Required qualifications, capabilities, and skills
- Bachelor's degree in Computer Science, Engineering, Mathematics, or related discipline.
- 5+ years of experience in DevOps, Site Reliability Engineering, platform engineering, or adjacent infrastructure/software roles.
- Hands-on experience operating Kubernetes (EKS preferred) in production, including upgrade planning, rollout strategy, and reliability validation.
- Strong Linux administration experience, including enterprise OS upgrades across environments.
- Proficiency in scripting and automation (e.g., Python, Bash), and building operational tooling to eliminate toil.
- Strong understanding of SDLC/Agile with emphasis on CI/CD, resiliency, and security.

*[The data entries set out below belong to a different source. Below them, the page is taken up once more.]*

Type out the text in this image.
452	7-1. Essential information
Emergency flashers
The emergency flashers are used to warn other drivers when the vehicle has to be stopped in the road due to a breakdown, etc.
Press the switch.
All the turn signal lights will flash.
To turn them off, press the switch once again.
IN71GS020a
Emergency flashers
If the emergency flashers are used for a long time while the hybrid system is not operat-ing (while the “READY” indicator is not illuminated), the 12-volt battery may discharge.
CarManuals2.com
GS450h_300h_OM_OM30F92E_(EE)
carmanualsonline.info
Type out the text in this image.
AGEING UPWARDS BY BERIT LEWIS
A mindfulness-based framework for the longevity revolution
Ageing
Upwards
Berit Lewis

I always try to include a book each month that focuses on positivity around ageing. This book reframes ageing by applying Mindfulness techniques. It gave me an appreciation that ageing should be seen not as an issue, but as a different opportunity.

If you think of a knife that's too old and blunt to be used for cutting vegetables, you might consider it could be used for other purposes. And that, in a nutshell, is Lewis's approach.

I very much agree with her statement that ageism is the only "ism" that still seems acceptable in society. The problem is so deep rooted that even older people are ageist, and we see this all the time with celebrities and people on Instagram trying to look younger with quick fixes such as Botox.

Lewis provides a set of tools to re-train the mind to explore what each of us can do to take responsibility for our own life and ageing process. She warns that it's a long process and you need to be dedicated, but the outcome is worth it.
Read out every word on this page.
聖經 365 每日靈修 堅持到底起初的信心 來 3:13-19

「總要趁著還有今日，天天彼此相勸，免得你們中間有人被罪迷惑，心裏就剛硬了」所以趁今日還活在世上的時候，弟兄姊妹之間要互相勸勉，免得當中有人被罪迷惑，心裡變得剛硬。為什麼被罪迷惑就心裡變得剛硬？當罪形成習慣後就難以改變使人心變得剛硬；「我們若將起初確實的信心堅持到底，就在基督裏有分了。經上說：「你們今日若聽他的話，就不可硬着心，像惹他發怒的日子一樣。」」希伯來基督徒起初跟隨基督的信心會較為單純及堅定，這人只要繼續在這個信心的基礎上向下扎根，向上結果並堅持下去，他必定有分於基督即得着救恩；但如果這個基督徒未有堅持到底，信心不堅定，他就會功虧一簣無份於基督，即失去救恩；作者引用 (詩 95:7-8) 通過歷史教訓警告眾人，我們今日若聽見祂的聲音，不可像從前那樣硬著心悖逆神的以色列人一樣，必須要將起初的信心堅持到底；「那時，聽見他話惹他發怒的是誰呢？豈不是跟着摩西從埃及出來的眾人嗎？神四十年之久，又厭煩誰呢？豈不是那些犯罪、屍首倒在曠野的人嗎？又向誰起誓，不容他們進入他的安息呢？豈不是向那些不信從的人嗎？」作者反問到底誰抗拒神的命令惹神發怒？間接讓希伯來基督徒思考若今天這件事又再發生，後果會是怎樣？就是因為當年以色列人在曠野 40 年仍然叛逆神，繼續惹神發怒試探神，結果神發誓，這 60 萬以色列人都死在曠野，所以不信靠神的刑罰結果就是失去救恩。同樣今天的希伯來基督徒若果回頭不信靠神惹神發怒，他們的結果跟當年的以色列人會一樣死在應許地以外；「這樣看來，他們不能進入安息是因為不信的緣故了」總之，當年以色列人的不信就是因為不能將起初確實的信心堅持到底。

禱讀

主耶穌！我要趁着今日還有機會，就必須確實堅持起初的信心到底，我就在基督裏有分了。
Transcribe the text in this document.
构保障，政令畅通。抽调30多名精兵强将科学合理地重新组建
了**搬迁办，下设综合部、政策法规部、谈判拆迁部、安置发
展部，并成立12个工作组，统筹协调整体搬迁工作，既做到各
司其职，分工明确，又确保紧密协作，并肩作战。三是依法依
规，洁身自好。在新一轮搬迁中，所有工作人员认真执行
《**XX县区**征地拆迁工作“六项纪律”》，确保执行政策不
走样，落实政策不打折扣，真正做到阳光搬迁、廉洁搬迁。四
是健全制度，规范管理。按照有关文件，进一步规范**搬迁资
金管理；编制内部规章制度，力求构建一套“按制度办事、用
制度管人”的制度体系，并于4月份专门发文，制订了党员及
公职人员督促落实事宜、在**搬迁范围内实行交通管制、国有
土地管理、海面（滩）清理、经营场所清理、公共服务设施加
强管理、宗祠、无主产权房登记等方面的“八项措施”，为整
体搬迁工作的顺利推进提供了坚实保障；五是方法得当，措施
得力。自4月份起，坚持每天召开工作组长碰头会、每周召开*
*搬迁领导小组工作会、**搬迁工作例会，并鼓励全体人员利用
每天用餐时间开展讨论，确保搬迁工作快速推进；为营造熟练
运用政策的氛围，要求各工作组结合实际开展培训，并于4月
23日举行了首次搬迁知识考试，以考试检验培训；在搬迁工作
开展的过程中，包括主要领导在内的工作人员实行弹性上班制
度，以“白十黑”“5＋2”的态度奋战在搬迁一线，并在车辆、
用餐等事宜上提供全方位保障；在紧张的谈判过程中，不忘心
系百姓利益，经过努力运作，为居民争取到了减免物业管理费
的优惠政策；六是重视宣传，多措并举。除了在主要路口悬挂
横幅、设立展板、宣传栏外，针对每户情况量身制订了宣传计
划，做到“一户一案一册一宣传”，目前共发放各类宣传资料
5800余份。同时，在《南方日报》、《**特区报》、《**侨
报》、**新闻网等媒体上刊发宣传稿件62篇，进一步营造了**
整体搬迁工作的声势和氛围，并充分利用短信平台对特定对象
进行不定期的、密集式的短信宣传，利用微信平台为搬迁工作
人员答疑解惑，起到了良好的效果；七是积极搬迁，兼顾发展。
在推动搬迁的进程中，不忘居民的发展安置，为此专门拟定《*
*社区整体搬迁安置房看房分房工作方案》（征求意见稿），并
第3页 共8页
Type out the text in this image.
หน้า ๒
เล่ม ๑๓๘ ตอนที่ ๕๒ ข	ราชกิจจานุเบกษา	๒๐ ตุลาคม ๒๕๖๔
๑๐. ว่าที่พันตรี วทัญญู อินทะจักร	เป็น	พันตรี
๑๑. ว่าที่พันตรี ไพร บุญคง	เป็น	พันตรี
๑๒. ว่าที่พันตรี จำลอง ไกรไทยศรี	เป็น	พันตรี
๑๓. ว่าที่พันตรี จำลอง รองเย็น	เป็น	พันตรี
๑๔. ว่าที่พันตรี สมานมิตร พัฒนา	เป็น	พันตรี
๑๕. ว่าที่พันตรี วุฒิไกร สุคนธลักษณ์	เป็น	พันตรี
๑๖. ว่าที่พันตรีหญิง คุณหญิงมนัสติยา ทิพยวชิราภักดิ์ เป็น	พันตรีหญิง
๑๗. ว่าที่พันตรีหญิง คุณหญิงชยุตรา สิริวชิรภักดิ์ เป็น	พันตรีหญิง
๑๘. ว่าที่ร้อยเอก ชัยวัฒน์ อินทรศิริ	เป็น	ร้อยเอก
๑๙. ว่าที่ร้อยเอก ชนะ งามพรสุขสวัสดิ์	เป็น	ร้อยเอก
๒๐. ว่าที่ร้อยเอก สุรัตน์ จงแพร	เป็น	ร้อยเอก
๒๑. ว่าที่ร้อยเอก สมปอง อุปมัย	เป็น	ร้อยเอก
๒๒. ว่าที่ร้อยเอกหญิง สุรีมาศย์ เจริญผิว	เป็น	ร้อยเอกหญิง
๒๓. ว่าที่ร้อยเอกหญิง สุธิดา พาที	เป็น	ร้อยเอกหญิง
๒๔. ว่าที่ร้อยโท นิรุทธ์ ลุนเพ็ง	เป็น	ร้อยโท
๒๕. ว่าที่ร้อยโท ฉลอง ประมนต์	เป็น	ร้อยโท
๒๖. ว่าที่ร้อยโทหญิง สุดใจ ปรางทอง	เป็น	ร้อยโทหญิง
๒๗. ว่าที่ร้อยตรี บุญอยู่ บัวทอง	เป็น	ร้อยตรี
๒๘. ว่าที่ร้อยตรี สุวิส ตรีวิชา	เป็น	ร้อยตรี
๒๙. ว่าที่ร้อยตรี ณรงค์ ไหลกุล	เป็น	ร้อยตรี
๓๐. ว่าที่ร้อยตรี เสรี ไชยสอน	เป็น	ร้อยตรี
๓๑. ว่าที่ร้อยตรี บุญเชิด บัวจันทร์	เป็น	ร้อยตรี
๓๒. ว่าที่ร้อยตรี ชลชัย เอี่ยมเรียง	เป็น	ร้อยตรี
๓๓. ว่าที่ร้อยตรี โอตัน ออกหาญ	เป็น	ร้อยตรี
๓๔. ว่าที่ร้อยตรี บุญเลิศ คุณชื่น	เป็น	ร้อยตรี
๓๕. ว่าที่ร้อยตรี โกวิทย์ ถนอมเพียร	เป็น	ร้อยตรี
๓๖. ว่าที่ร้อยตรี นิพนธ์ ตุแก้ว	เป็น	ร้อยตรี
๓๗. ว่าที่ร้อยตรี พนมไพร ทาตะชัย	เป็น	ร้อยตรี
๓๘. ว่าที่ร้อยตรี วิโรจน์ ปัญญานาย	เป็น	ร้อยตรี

- Experience with observability (monitoring/alerting), incident response, and root-cause analysis in high-availability environments.
- Experience with cloud storage/network and access controls relevant to AWS platform operations (e.g., IAM roles, NLB, node groups, EFS/FSx).
- Ability to communicate clearly with engineering and business partners, translating operational risk and platform constraints into execution plans.